Cómo hacer que cambiaras de opinión, de qué manera podía contradecirte si hallé tu casa –tu mundo– tomada por las muchas nostalgias que dejan los seres más queridos cuando se van. Las voces, las risas, los pasos que ya no se escuchan significan partidas, abandonos. Uno inmenso pesaba sobre ti. Me lo confesaste con tu actitud desamparada y con una explicación que tardé en comprender: “Fui a buscarla; estuve esperándola en los lugares conocidos, mostré su retrato, pregunté por ella en todas partes, pero nadie la había visto. No la encontré.”
Te quedaste mirándome, impaciente por que te dijera algo distinto a la verdad que sabías y aún no eras capaz de tolerar. En ese breve tiempo, muy despacio, los músculos de tu cara empezaron a desordenarse, a perder fuerza y ya no pudiste reprimir el llanto. Nunca antes te había visto llorar estando sobrio. Te limpié la cara con mis manos, pedí que te calmaras, te dije que ya nada ganabas con eso: con llorar.
Al recordarlo ya puedo estar segura de que en aquel momento empecé a verte más que como a un padre, como a un hermano a quien se le recomienda serenidad o se le enjuga el llanto o se le abotona la camisa porque la trae mal abrochada, o se le ofrece un plato de comida para vencer su inapetencia o se le regala un dulce para quitarle la amargura. Eso hacía mi madre cuando te ibas y me dejabas triste, dolida por tu ausencia. Vine a verte.
III
Te abracé, te retuve junto a mí mientras pensaba en algo que pudiera motivarte, despertar tu interés en toda tu vida por venir o siquiera en mañana y pasado, y después. Acabé diciendo tonterías, una tras otra: necesitas cambiarte de departamento, vivir en otro que tuviera ventanas a la calle, sin marcas en las paredes y sin la sombra de tantos recuerdos. Te ofrecí mi casa y desperté tu enfado. Te propuse que hiciéramos un viaje juntos, uno real, no como aquellos que emprendíamos hojeando el libro Rincones maravillosos del mundo, lleno de claves hechas con lápiz-tinta y papelitos marcadores.

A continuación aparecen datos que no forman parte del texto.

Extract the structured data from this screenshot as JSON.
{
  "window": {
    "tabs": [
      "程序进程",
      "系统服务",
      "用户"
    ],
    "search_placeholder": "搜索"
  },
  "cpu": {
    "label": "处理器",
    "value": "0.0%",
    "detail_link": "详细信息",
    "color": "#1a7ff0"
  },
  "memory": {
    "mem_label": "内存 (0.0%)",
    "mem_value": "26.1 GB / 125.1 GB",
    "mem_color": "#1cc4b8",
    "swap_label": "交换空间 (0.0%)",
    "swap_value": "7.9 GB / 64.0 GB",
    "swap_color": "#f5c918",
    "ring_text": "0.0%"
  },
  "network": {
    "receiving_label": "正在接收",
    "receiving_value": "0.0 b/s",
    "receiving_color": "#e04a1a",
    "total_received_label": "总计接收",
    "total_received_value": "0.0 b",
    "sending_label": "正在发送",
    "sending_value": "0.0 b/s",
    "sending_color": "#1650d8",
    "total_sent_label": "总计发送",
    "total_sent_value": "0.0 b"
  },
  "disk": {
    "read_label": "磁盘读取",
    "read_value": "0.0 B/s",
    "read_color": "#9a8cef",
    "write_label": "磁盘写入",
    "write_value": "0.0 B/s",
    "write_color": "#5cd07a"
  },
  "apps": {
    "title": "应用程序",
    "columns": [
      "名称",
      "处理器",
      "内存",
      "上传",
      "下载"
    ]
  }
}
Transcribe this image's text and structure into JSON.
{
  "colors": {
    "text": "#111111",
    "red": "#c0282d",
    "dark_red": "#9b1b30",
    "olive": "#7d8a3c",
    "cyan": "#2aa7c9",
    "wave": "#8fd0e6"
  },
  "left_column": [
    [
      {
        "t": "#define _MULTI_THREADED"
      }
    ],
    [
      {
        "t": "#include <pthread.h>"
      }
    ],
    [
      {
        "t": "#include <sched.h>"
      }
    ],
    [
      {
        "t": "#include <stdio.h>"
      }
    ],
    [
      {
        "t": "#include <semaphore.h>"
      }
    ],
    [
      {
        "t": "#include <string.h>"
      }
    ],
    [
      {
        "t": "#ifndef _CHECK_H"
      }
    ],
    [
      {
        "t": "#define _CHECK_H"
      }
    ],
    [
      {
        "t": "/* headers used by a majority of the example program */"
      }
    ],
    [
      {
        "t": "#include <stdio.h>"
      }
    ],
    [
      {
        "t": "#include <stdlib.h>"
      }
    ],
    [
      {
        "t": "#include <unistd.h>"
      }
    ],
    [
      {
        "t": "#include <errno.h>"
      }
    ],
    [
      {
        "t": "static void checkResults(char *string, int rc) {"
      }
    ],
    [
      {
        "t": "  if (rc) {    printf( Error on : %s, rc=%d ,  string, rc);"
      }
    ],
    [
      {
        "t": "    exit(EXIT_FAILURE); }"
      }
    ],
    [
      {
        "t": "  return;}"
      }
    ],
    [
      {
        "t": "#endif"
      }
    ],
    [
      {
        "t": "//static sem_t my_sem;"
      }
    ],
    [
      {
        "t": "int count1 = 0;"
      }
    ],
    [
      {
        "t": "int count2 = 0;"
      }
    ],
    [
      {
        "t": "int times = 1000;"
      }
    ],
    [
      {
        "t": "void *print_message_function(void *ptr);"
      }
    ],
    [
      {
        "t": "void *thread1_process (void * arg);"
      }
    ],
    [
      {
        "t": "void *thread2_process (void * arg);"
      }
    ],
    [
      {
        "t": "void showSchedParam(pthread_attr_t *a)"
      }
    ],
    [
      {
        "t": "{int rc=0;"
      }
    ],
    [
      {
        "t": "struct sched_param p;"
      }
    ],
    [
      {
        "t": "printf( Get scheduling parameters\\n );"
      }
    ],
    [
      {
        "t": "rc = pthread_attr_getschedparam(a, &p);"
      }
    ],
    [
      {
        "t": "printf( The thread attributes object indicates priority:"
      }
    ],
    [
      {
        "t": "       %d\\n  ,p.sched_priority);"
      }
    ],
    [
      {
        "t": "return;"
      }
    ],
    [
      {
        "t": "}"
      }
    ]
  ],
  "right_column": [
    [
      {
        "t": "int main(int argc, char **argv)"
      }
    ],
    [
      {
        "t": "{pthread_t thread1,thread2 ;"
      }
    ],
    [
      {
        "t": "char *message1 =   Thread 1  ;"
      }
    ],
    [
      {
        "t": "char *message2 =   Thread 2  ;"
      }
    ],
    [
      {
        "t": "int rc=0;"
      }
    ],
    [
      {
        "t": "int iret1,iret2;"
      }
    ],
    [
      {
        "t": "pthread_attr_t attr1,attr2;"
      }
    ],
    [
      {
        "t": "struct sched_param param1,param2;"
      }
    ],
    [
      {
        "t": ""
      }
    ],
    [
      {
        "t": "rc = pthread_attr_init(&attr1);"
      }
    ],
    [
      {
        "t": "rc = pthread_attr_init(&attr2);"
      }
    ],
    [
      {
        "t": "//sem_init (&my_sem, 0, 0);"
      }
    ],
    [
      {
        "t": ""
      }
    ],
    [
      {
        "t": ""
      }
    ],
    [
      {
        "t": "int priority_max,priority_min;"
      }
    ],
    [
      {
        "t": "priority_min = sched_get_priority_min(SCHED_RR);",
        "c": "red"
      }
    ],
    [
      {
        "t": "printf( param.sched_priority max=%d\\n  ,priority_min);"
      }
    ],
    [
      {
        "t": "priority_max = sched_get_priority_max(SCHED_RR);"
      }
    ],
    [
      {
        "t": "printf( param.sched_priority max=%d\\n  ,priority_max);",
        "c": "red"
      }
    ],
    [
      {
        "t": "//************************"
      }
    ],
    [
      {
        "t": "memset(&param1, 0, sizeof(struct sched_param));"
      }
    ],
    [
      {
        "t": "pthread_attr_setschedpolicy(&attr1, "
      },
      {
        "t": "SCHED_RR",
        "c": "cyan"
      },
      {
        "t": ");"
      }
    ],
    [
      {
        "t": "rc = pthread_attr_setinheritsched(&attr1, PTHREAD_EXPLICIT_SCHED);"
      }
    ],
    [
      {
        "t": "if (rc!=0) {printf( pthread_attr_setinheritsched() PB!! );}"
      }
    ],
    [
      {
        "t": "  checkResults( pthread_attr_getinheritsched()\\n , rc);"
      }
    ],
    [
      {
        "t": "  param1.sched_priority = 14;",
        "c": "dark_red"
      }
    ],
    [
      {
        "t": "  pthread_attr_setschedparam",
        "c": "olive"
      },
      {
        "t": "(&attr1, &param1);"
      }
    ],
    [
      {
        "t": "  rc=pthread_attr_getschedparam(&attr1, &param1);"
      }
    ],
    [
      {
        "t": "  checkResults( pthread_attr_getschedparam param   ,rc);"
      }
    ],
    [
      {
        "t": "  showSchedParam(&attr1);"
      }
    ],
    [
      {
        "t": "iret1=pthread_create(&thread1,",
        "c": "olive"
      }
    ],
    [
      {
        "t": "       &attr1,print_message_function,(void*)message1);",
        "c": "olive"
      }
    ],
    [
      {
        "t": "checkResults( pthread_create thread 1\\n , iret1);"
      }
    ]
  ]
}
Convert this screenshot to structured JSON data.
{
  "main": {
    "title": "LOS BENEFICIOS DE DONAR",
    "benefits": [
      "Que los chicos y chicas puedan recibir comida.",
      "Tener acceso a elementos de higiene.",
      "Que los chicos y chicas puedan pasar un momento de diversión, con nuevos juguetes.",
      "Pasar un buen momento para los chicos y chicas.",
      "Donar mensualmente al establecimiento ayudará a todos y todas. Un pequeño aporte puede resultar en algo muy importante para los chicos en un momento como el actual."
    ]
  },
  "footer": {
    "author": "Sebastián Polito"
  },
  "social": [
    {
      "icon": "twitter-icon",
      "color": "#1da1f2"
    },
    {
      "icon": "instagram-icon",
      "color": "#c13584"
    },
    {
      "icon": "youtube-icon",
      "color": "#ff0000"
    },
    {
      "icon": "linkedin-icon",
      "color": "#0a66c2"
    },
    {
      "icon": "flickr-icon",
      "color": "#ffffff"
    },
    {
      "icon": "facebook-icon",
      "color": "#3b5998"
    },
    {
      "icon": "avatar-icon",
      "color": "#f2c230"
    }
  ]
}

Te recordé lo divertido que era abrir el libro al azar y encontrarnos, de pronto, en lugares de los que no sabíamos nada ni habíamos imaginado que existieran. Algunos cambiaron de nombre o ya no están: son ruinas. Al decírtelo me viene a la cabeza la respuesta a tu pregunta que no pude contestar: “Lo que más abunda en el mundo son las ausencias.” A las muchas que ya he padecido, un día me llegó la hora de sumar la tuya.
Sentí que te ibas para siempre cuando deposité en el nicho de cantera la urna con tus cenizas. Dos o tres días después, no puedo precisarlo, volví a tu departamento. Aunque ya muy debilitado y enfermo, saliste de allí por tu propio pie, con mi ayuda y la de una vecina, rumbo al hospital. Ibas con tu traje café, tu sombrero de fieltro y, me imagino, cargado con todos tus recuerdos. ¿Cómo habrías vivido sin ellos? ¿Qué habría sido de mí si no guardara con tanto amor los tuyos?
Hoy es tu día. Vine a verte. Hice de cuenta que pudimos hablar...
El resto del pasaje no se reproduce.